In other words, the US borders a war zone:
The failure of Tamaulipas carries consequences for the U.S. The state shares roughly 230 miles of border with Texas and handles nearly 50% of the merchandise moving between the U.S. and Mexico. Only a river separates it from the U.S. cities of Laredo, McAllen and Brownsville.
Earlier this month, about 660 Mexican Navy special forces fought a 10-hour battle in the streets of Matamoros with some 300 gunmen from the Gulf Cartel. Fearing stray bullets, the University of Texas at Brownsville on the other side of the Rio Grande suspended classes. The battle ended with the death of one of the cartel’s top leaders, Ezequiel Cárdenas Guillén, known as Tony Tormenta.
At the root of the problem: institutional corruption,
Outside experts and residents say the state is unable to defend itself now partly because it failed to confront the cartels earlier.
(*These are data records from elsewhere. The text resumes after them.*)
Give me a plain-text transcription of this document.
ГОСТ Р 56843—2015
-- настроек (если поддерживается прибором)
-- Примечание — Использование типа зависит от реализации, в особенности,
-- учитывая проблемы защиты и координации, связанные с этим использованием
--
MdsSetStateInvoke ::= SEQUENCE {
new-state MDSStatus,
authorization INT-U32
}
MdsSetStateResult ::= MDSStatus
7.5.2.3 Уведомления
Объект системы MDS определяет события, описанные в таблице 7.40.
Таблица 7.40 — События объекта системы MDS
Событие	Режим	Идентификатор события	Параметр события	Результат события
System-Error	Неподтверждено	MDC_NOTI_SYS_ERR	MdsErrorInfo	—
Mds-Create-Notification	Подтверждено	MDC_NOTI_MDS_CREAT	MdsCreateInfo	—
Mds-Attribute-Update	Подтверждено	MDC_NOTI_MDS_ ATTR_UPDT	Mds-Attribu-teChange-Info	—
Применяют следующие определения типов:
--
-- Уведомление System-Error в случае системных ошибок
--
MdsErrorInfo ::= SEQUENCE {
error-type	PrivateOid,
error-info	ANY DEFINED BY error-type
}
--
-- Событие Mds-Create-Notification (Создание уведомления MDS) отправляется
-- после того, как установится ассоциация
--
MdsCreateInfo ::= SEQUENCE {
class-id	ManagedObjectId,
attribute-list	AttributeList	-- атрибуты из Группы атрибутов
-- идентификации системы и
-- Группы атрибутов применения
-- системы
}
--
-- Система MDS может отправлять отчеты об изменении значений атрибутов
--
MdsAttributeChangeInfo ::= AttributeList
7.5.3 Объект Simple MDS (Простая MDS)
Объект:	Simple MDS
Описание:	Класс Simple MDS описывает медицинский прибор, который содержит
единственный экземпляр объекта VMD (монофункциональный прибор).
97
Indeed, they say the Tamaulipas government kept close ties to the Gulf Cartel, an arrangement that worked well until the Zetas violently took on both the cartel and the state.
“The Gulf Cartel managed to co-exist with the state government for decades,” says George W. Grayson, a Mexico expert at the College of William & Mary. “But the presence of the Zetas has thrown an electric eel in a barrel of fish.”
Here’s a map showing exactly where this is going on,
IBD writes about Texas Governor Rick Perry,
As lawlessness spreads in Mexico, the governor of Texas speaks of sending in U.S. troops — a dramatic statement underscoring the fact that the region needs help and isn’t getting it.
Attending a conference of governors in San Diego on Thursday, Rick Perry startled some by saying defeating Mexico’s cartels may require U.S. military intervention.
Jane Napolitano is too busy harassing people with body searches to notice,
Worst of all is the condescending attitude of the Department of Homeland Security’s Janet Napolitano, who snidely told Perry that if he wants border protection, it’s up to him to pay for it with Texas National Guard troops. Is she saying border protection isn’t her job? If so, that’s dereliction of duty.
this isn’t the kind of misnamed “war,” like the war on drugs, which leads to excessive militarization of civilian policing, a serious concern I think conservatives are wrong to have left to the libertarians. The cartels in Mexico sure seem to be engaged in a genuine insurgency against the state, and legalizing marijuana — which I think is necessary on its merits — will have no effect in curbing the narco-insurgency south of the border
But what is BHO doing instead? Pulling the National Guard off the border! Because, you know, it’s all secure now. And the whole thing was just a pre-election stunt in any case.